Хозяйки в один голос закричали: «Наперсток», — и даже дошло до того, что старшая невестка вынула из кармана, который привязан был у нее на поясе подле левого боку, это орудие и показала его Терехе.


Неугомонный шутник рассказывал потом настоящие сказки, предварив, что это бывальщина и случилось от него по соседству. Рассказанная сказка воодушевила не только баб, но даже и остальных швецов, из которых каждый рассказал также по бывальщине. Невестки только слушали, дивились диковинкам и искренне верили рассказываемому. Одна только свекровь заметила, что песня — быль, а сказка — ложь; но тотчас же рассказала про лешую, которую сама видела, когда, еще бывши молодухой, мыла белье на реке.


— Сидит водяница на колоде, и такая-то большущая да рыжая, а волосищи почитай что не до пят стелются, а вода-то, кормилицы вы мои, так и льет, так и льет с волосищ-то. Взглянула я, родители вы мои, и — обомлела: и поджилки затряслись. Слышу, вот как хоть я вас теперь слышу: захлопала водяница в ладоши да совой и заухала. Как добежала до дому, кормилицы мои, уж и не помню: словно кто пришиб мне память-то. Опосля мне, как опомнилась, рассказывали, что священника-де призывали отчитывать, так инда перепужалась я водяницы-то…


— Бывает, Матрена Селифонтьевна, бывает. Вот ведь недалеко ходить: бродишь ину пору по лесу за грибами, а либо что… ходишь, ходишь, а все к одной березе придешь. Придешь, ну вот так вот и видишь: береза та, и муравейник тут, около… вон и палку еще бросил на муравейник-то, ну и та… тово… тут, — поддержал старуху Степан. — Да чево, бабушка, вот у меня пара животов на дворе стоит. Пришел я раз, коло Покрова: сивко стоит, хоть бы што… а саврасая кобыла, что у благочинного купил, в мыле. В мыле, слышь, Матрена Селифонтьевна, словно кто на ней целую ночь ездил. Что ни говори, а домовик это ездит, лесовик это в лесу тебя обходит…

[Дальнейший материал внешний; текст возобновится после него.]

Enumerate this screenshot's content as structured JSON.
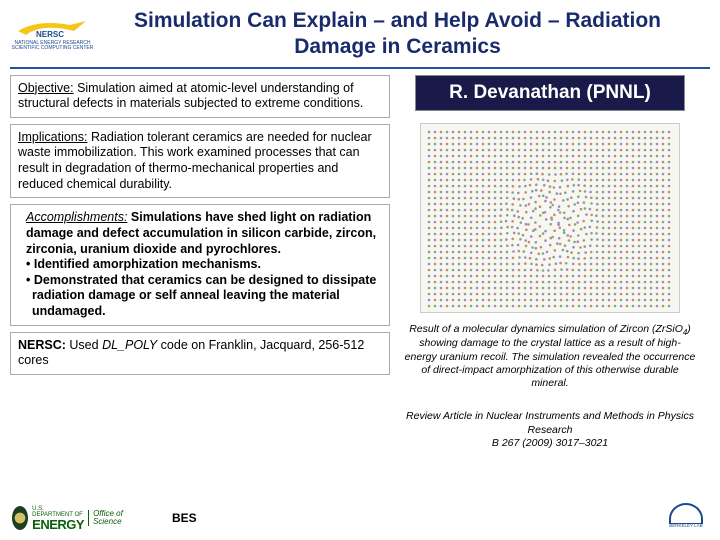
{
  "header": {
    "logo_text": "NERSC",
    "logo_sub": "NATIONAL ENERGY RESEARCH SCIENTIFIC COMPUTING CENTER",
    "title": "Simulation Can Explain – and Help Avoid – Radiation Damage in Ceramics",
    "logo_colors": {
      "yellow": "#f5c518",
      "blue": "#1a4b8c"
    }
  },
  "left": {
    "objective_label": "Objective:",
    "objective_text": " Simulation aimed at atomic-level understanding of structural defects in materials subjected to extreme conditions.",
    "implications_label": "Implications:",
    "implications_text": " Radiation tolerant ceramics are needed for nuclear waste immobilization. This work examined processes that can result in degradation of thermo-mechanical properties and reduced chemical durability.",
    "accomplishments_label": "Accomplishments:",
    "accomplishments_intro": " Simulations have shed light on radiation damage and defect accumulation in silicon carbide, zircon, zirconia, uranium dioxide and pyrochlores.",
    "accomplishments_b1": "• Identified amorphization mechanisms.",
    "accomplishments_b2": "• Demonstrated that ceramics can be designed to dissipate radiation damage or self anneal leaving the material undamaged.",
    "nersc_label": "NERSC:",
    "nersc_text_pre": " Used ",
    "nersc_code": "DL_POLY",
    "nersc_text_post": " code on Franklin, Jacquard, 256-512 cores"
  },
  "right": {
    "author": "R. Devanathan (PNNL)",
    "sim_colors": {
      "bg": "#f5f5ee",
      "atom1": "#a088c0",
      "atom2": "#c08f6a",
      "atom3": "#7fa890"
    },
    "caption_pre": "Result of a molecular dynamics simulation of Zircon (ZrSiO",
    "caption_sub": "4",
    "caption_post": ") showing damage to the crystal lattice as a result of high-energy uranium recoil. The simulation revealed the occurrence of direct-impact amorphization of this otherwise durable mineral.",
    "review_l1": "Review Article in Nuclear Instruments and Methods in Physics Research",
    "review_l2": "B 267 (2009) 3017–3021"
  },
  "footer": {
    "doe_small": "U.S. DEPARTMENT OF",
    "doe_big": "ENERGY",
    "doe_office": "Office of Science",
    "bes": "BES",
    "lbl": "BERKELEY LAB"
  }
}
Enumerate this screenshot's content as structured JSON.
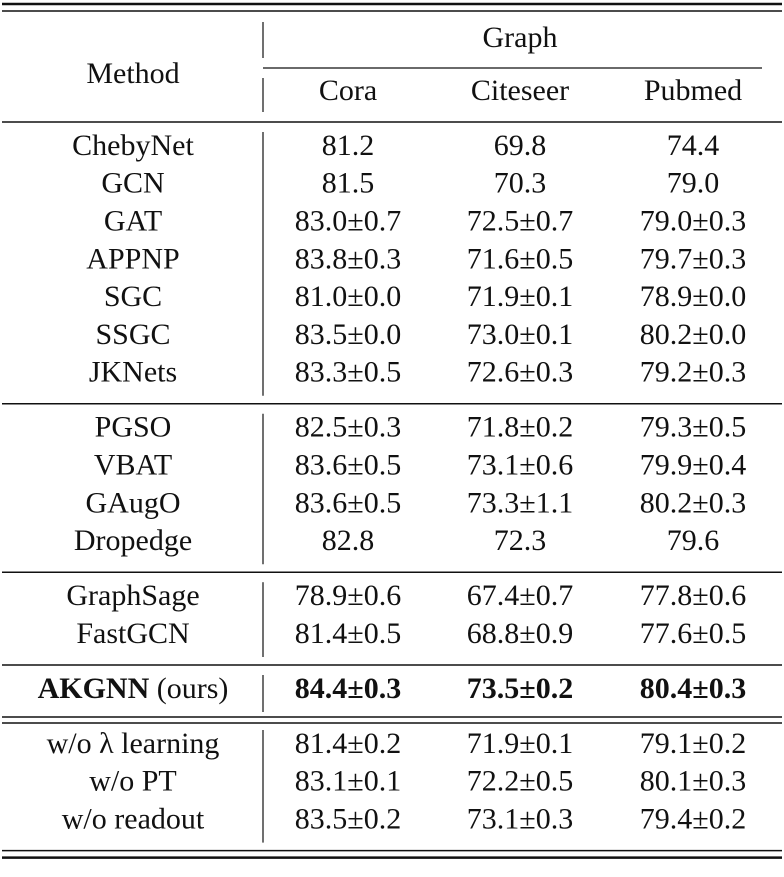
{
  "header": {
    "method": "Method",
    "group": "Graph",
    "columns": [
      "Cora",
      "Citeseer",
      "Pubmed"
    ]
  },
  "groups": [
    {
      "rows": [
        {
          "method": "ChebyNet",
          "values": [
            "81.2",
            "69.8",
            "74.4"
          ]
        },
        {
          "method": "GCN",
          "values": [
            "81.5",
            "70.3",
            "79.0"
          ]
        },
        {
          "method": "GAT",
          "values": [
            "83.0±0.7",
            "72.5±0.7",
            "79.0±0.3"
          ]
        },
        {
          "method": "APPNP",
          "values": [
            "83.8±0.3",
            "71.6±0.5",
            "79.7±0.3"
          ]
        },
        {
          "method": "SGC",
          "values": [
            "81.0±0.0",
            "71.9±0.1",
            "78.9±0.0"
          ]
        },
        {
          "method": "SSGC",
          "values": [
            "83.5±0.0",
            "73.0±0.1",
            "80.2±0.0"
          ]
        },
        {
          "method": "JKNets",
          "values": [
            "83.3±0.5",
            "72.6±0.3",
            "79.2±0.3"
          ]
        }
      ]
    },
    {
      "rows": [
        {
          "method": "PGSO",
          "values": [
            "82.5±0.3",
            "71.8±0.2",
            "79.3±0.5"
          ]
        },
        {
          "method": "VBAT",
          "values": [
            "83.6±0.5",
            "73.1±0.6",
            "79.9±0.4"
          ]
        },
        {
          "method": "GAugO",
          "values": [
            "83.6±0.5",
            "73.3±1.1",
            "80.2±0.3"
          ]
        },
        {
          "method": "Dropedge",
          "values": [
            "82.8",
            "72.3",
            "79.6"
          ]
        }
      ]
    },
    {
      "rows": [
        {
          "method": "GraphSage",
          "values": [
            "78.9±0.6",
            "67.4±0.7",
            "77.8±0.6"
          ]
        },
        {
          "method": "FastGCN",
          "values": [
            "81.4±0.5",
            "68.8±0.9",
            "77.6±0.5"
          ]
        }
      ]
    },
    {
      "rows": [
        {
          "method": "AKGNN",
          "note": "(ours)",
          "bold": true,
          "values": [
            "84.4±0.3",
            "73.5±0.2",
            "80.4±0.3"
          ]
        }
      ]
    },
    {
      "rows": [
        {
          "method": "w/o λ learning",
          "values": [
            "81.4±0.2",
            "71.9±0.1",
            "79.1±0.2"
          ]
        },
        {
          "method": "w/o PT",
          "values": [
            "83.1±0.1",
            "72.2±0.5",
            "80.1±0.3"
          ]
        },
        {
          "method": "w/o readout",
          "values": [
            "83.5±0.2",
            "73.1±0.3",
            "79.4±0.2"
          ]
        }
      ]
    }
  ]
}
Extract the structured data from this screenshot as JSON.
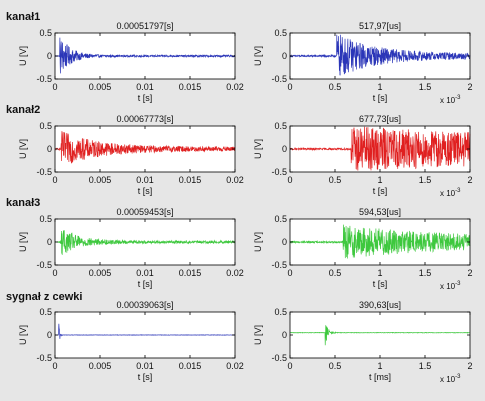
{
  "rows": [
    {
      "label": "kanał1"
    },
    {
      "label": "kanał2"
    },
    {
      "label": "kanał3"
    },
    {
      "label": "sygnał z cewki"
    }
  ],
  "chart_data": [
    {
      "type": "line",
      "title": "0.00051797[s]",
      "xlabel": "t [s]",
      "ylabel": "U [V]",
      "xlim": [
        0,
        0.02
      ],
      "ylim": [
        -0.5,
        0.5
      ],
      "xticks": [
        "0",
        "0.005",
        "0.01",
        "0.015",
        "0.02"
      ],
      "yticks": [
        "-0.5",
        "0",
        "0.5"
      ],
      "x_exponent": "",
      "color": "#2b36b8",
      "grid": false,
      "series": [
        {
          "onset": 0.00052,
          "peak": 0.45,
          "decay": 0.0012,
          "noise": 0.01,
          "tail": 0.02
        }
      ]
    },
    {
      "type": "line",
      "title": "517,97[us]",
      "xlabel": "t [s]",
      "ylabel": "U [V]",
      "xlim": [
        0,
        0.002
      ],
      "ylim": [
        -0.5,
        0.5
      ],
      "xticks": [
        "0",
        "0.5",
        "1",
        "1.5",
        "2"
      ],
      "yticks": [
        "-0.5",
        "0",
        "0.5"
      ],
      "x_exponent": "x 10",
      "exponent_power": "-3",
      "color": "#2b36b8",
      "grid": false,
      "series": [
        {
          "onset": 0.00052,
          "peak": 0.45,
          "decay": 0.0004,
          "noise": 0.02,
          "tail": 0.06
        }
      ]
    },
    {
      "type": "line",
      "title": "0.00067773[s]",
      "xlabel": "t [s]",
      "ylabel": "U [V]",
      "xlim": [
        0,
        0.02
      ],
      "ylim": [
        -0.5,
        0.5
      ],
      "xticks": [
        "0",
        "0.005",
        "0.01",
        "0.015",
        "0.02"
      ],
      "yticks": [
        "-0.5",
        "0",
        "0.5"
      ],
      "x_exponent": "",
      "color": "#e02020",
      "grid": false,
      "series": [
        {
          "onset": 0.00068,
          "peak": 0.35,
          "decay": 0.004,
          "noise": 0.02,
          "tail": 0.05
        }
      ]
    },
    {
      "type": "line",
      "title": "677,73[us]",
      "xlabel": "t [s]",
      "ylabel": "U [V]",
      "xlim": [
        0,
        0.002
      ],
      "ylim": [
        -0.5,
        0.5
      ],
      "xticks": [
        "0",
        "0.5",
        "1",
        "1.5",
        "2"
      ],
      "yticks": [
        "-0.5",
        "0",
        "0.5"
      ],
      "x_exponent": "x 10",
      "exponent_power": "-3",
      "color": "#e02020",
      "grid": false,
      "series": [
        {
          "onset": 0.00068,
          "peak": 0.35,
          "decay": 0.003,
          "noise": 0.02,
          "tail": 0.15
        }
      ]
    },
    {
      "type": "line",
      "title": "0.00059453[s]",
      "xlabel": "t [s]",
      "ylabel": "U [V]",
      "xlim": [
        0,
        0.02
      ],
      "ylim": [
        -0.5,
        0.5
      ],
      "xticks": [
        "0",
        "0.005",
        "0.01",
        "0.015",
        "0.02"
      ],
      "yticks": [
        "-0.5",
        "0",
        "0.5"
      ],
      "x_exponent": "",
      "color": "#3ec83e",
      "grid": false,
      "series": [
        {
          "onset": 0.00059,
          "peak": 0.3,
          "decay": 0.002,
          "noise": 0.01,
          "tail": 0.03
        }
      ]
    },
    {
      "type": "line",
      "title": "594,53[us]",
      "xlabel": "t [s]",
      "ylabel": "U [V]",
      "xlim": [
        0,
        0.002
      ],
      "ylim": [
        -0.5,
        0.5
      ],
      "xticks": [
        "0",
        "0.5",
        "1",
        "1.5",
        "2"
      ],
      "yticks": [
        "-0.5",
        "0",
        "0.5"
      ],
      "x_exponent": "x 10",
      "exponent_power": "-3",
      "color": "#3ec83e",
      "grid": false,
      "series": [
        {
          "onset": 0.00059,
          "peak": 0.3,
          "decay": 0.0012,
          "noise": 0.02,
          "tail": 0.08
        }
      ]
    },
    {
      "type": "line",
      "title": "0.00039063[s]",
      "xlabel": "t [s]",
      "ylabel": "U [V]",
      "xlim": [
        0,
        0.02
      ],
      "ylim": [
        -0.5,
        0.5
      ],
      "xticks": [
        "0",
        "0.005",
        "0.01",
        "0.015",
        "0.02"
      ],
      "yticks": [
        "-0.5",
        "0",
        "0.5"
      ],
      "x_exponent": "",
      "color": "#2b36b8",
      "grid": false,
      "series": [
        {
          "onset": 0.00039,
          "peak": 0.4,
          "decay": 0.0001,
          "noise": 0.004,
          "tail": 0.004
        }
      ]
    },
    {
      "type": "line",
      "title": "390,63[us]",
      "xlabel": "t [ms]",
      "ylabel": "U [V]",
      "xlim": [
        0,
        0.002
      ],
      "ylim": [
        -0.5,
        0.5
      ],
      "xticks": [
        "0",
        "0.5",
        "1",
        "1.5",
        "2"
      ],
      "yticks": [
        "-0.5",
        "0",
        "0.5"
      ],
      "x_exponent": "x 10",
      "exponent_power": "-3",
      "color": "#3ec83e",
      "grid": false,
      "series": [
        {
          "onset": 0.00039,
          "peak": 0.3,
          "decay": 3e-05,
          "noise": 0.005,
          "tail": 0.005,
          "offset": 0.05
        }
      ]
    }
  ]
}
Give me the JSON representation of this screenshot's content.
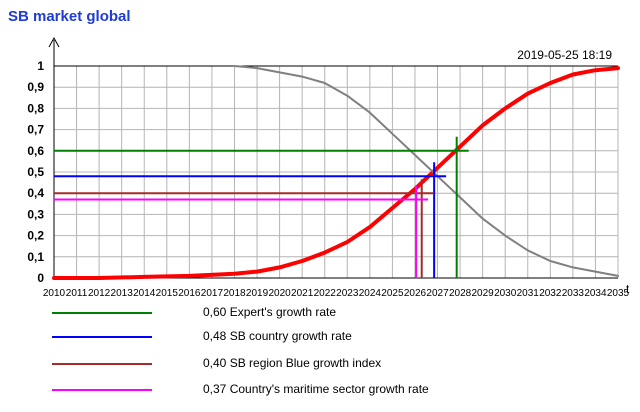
{
  "chart_data": {
    "type": "line",
    "title": "SB market global",
    "timestamp": "2019-05-25 18:19",
    "x_ticks": [
      "2010",
      "2011",
      "2012",
      "2013",
      "2014",
      "2015",
      "2016",
      "2017",
      "2018",
      "2019",
      "2020",
      "2021",
      "2022",
      "2023",
      "2024",
      "2025",
      "2026",
      "2027",
      "2028",
      "2029",
      "2030",
      "2031",
      "2032",
      "2033",
      "2034",
      "2035"
    ],
    "y_ticks": [
      "0",
      "0,1",
      "0,2",
      "0,3",
      "0,4",
      "0,5",
      "0,6",
      "0,7",
      "0,8",
      "0,9",
      "1"
    ],
    "xlim": [
      2010,
      2035
    ],
    "ylim": [
      0,
      1
    ],
    "grid": true,
    "x_axis_label": "t",
    "series": [
      {
        "color": "#ff0000",
        "x": [
          2010,
          2012,
          2014,
          2016,
          2018,
          2019,
          2020,
          2021,
          2022,
          2023,
          2024,
          2025,
          2026,
          2027,
          2028,
          2029,
          2030,
          2031,
          2032,
          2033,
          2034,
          2035
        ],
        "values": [
          0.0,
          0.0,
          0.005,
          0.01,
          0.02,
          0.03,
          0.05,
          0.08,
          0.12,
          0.17,
          0.24,
          0.33,
          0.42,
          0.52,
          0.62,
          0.72,
          0.8,
          0.87,
          0.92,
          0.96,
          0.98,
          0.99
        ]
      },
      {
        "color": "#808080",
        "x": [
          2018,
          2019,
          2020,
          2021,
          2022,
          2023,
          2024,
          2025,
          2026,
          2027,
          2028,
          2029,
          2030,
          2031,
          2032,
          2033,
          2034,
          2035
        ],
        "values": [
          1.0,
          0.99,
          0.97,
          0.95,
          0.92,
          0.86,
          0.78,
          0.68,
          0.58,
          0.48,
          0.38,
          0.28,
          0.2,
          0.13,
          0.08,
          0.05,
          0.03,
          0.01
        ]
      }
    ],
    "markers": [
      {
        "value": 0.6,
        "x": 2027.85,
        "color": "#008000",
        "label": "0,60 Expert's growth rate"
      },
      {
        "value": 0.48,
        "x": 2026.85,
        "color": "#0000ff",
        "label": "0,48 SB country growth rate"
      },
      {
        "value": 0.4,
        "x": 2026.3,
        "color": "#a52a2a",
        "label": "0,40 SB region Blue growth index"
      },
      {
        "value": 0.37,
        "x": 2026.05,
        "color": "#ff00ff",
        "label": "0,37 Country's maritime sector growth rate"
      }
    ]
  }
}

— Ох! Что и баять, кормилец, кому, как не ему, домовику этому… Я уж, как из старого дому перебиралась, кирпичик из чела в печи выломила да в коник и положила; вот тебе грех молвить, — а не хочу и таить, — положила. Ну… и ничего: коровушки, благодаря Бога, живут, овечки тоже. Вот и гнедку почитай что кажиную ночь гриву заплетает. Подберет эдак, знаешь, косички и репейником поизукрасит: таково-то индо любо да красиво.


Между тем время незаметно подходит к ужину, и молодая хозяйка, накрыв на стол, приглашает швецов:


— Садись и ты, Терентий Иваныч, поужинай, чем Бог послал, чай, уж, поди, попроголодался маненько.


— Да у нас, Марья Семеновна, коли признаться сказать, не ужинают, — отвечал Тереха, потягиваясь, а насмешливая улыбка так и прыгает по его рябому лицу.


— Что ты баешь, не ужинают, да как же ложатся-то?


— Как? А поедят маленько да так и ложатся!..


Поработали щвецы и после ужина, вплоть до того времени, как запели вторые петухи. Один только Тереха, кончив незаметно полушубок и наметав еще рукава на кафтан, завалился вместе с прочими на полати.


На другой день приехал и сам хозяин — соцкий, в то время когда швецы сшили два полушубка, два армяка, теплую шапку хозяину и целую овчинную шубу хозяйке. Хозяин примерял свое, прошелся раза два по избе, заставив баб посмотреть: ладно ли сшито, не мал ли воротник и не жмет ли ему подмышками. Оставшись довольным, он рассчитал швецов по заведенным ценам: отсчитал два рубля за два полушубка, рубль двадцать копеек за два армяка; семьдесят копеек за шубу и пятьдесят копеек за новую теплую шапку.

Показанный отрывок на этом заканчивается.